Sur la question des délais, j'émettrai une réserve concernant l'amendement adopté par le Sénat visant à fixer à soixante ans le délai de communicabilité de documents pouvant porter atteinte à la protection de la vie privée. Il semble souhaitable de revenir aux cinquante ans prévus par le projet de loi initial, d'autant que ce délai semble plus conforme à l'esprit de du texte.

Madame la ministre, si le projet de loi, tel que vous l'avez déposé, me paraît aller dans le bon sens, je me montrerai un peu plus réservé sur certains articles, visant à modifier la loi du 17 juillet 1978 relative aux documents administratifs, issus de la discussion du texte devant le Sénat. Il s'agit principalement des articles 23 à 26 du projet de loi.

Ces derniers marquent, pour la première fois depuis 1978 une régression de la transparence au détriment des citoyens et soulèvent un certain nombre de difficultés juridiques et pratiques que j'aborderai très sommairement et sur lesquelles j'aurai l'occasion de revenir au cours de la discussion des articles.

L'article 23 propose de substituer le terme « détenu » au terme « reçu » comme critère de communication des documents administratifs.
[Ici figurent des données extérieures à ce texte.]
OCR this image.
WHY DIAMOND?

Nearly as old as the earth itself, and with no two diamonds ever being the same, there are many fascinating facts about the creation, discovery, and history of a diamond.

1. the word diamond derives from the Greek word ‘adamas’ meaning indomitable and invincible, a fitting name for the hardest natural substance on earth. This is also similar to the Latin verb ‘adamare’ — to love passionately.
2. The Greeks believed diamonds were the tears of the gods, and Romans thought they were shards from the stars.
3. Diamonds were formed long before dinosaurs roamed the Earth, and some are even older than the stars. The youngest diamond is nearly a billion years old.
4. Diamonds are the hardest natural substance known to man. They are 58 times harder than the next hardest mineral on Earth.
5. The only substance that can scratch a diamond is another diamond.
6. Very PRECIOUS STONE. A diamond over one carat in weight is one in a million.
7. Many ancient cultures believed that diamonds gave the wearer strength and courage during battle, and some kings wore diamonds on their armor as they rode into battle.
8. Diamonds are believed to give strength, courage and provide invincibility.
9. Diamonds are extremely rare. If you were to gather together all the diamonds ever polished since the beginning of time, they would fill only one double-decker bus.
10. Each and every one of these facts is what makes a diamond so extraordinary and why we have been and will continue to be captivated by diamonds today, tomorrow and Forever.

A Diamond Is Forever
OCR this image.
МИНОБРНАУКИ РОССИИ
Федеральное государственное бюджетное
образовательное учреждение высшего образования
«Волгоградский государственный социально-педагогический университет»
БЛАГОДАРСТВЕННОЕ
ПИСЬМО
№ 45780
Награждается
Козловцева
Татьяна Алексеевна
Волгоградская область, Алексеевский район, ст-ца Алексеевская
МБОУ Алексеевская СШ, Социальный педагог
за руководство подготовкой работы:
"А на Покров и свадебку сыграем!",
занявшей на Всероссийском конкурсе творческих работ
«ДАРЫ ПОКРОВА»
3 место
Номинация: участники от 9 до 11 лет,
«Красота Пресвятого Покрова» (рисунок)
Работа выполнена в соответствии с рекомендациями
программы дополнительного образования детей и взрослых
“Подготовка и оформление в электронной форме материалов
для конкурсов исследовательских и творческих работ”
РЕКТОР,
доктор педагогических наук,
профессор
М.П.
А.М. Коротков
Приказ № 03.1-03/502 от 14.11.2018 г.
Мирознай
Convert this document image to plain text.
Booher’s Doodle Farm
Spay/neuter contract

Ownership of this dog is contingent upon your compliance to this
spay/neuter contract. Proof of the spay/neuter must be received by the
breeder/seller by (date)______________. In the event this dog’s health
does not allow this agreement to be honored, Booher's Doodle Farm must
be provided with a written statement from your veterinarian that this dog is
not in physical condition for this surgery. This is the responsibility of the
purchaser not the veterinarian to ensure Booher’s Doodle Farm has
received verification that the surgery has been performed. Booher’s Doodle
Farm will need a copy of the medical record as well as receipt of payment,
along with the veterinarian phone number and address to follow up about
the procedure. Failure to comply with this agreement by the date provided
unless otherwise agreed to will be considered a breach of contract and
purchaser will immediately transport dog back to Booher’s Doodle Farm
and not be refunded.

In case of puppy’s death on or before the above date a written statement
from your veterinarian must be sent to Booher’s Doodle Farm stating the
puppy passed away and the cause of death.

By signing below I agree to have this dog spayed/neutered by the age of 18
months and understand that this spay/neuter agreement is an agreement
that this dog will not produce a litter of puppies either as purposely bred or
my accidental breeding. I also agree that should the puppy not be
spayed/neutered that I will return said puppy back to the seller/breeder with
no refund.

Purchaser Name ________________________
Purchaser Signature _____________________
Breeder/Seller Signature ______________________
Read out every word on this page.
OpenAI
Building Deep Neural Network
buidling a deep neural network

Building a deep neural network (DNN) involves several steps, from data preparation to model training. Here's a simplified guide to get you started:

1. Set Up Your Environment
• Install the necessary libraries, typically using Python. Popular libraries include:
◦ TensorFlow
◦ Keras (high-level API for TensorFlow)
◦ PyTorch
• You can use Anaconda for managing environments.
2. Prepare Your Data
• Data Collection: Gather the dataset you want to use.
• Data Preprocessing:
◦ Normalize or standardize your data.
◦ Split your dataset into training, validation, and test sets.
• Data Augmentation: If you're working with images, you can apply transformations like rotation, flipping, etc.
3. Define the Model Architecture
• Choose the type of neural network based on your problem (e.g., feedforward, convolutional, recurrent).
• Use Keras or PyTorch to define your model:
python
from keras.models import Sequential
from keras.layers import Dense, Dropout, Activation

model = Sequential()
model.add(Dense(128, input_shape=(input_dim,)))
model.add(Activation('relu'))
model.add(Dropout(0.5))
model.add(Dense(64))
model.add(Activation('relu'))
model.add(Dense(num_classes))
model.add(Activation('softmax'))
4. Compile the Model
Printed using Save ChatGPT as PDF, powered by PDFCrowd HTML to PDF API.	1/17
Cette substitution me semble peu appropriée dans la mesure où ce qui compte pour le citoyen est de savoir non pas que l'administration a reçu ou non un document, mais si elle le détient, donc si elle peut le communiquer.

La logique est, peu ou prou, la même en ce qui concerne l'article 24 hors le fait qu'il s'agit de transmission et non de réception.

Toutefois les dispositions les plus contestables me semblent être celles de l'article 25 qui réécrivent, quasi intégralement, l'article 6 de la loi du 17 juillet 1978. Il faudra désormais aller chercher dans le code du patrimoine ce qui concerne la non communicabilité des documents concernés alors que la loi de 1978 faisait, jusque-là, office de texte de référence en matière de documents administratifs. Cette modification entraînera une perte de lisibilité pour le citoyen et ce n'est pas le seul aspect négatif de ces dispositions ; nous aurons l'occasion d'y revenir dans la discussion.

Je conclurai, madame la ministre en réaffirmant mon soutien aux textes que vous avez soumis au Parlement. Ils contiennent de nombreuses avancées. J'espère néanmoins que le débat sur le projet de loi ordinaire aboutira à l'adoption d'un texte proche de celui que vous aviez initialement déposé. (Applaudissements sur les bancs du groupe de l'Union pour un mouvement populaire.)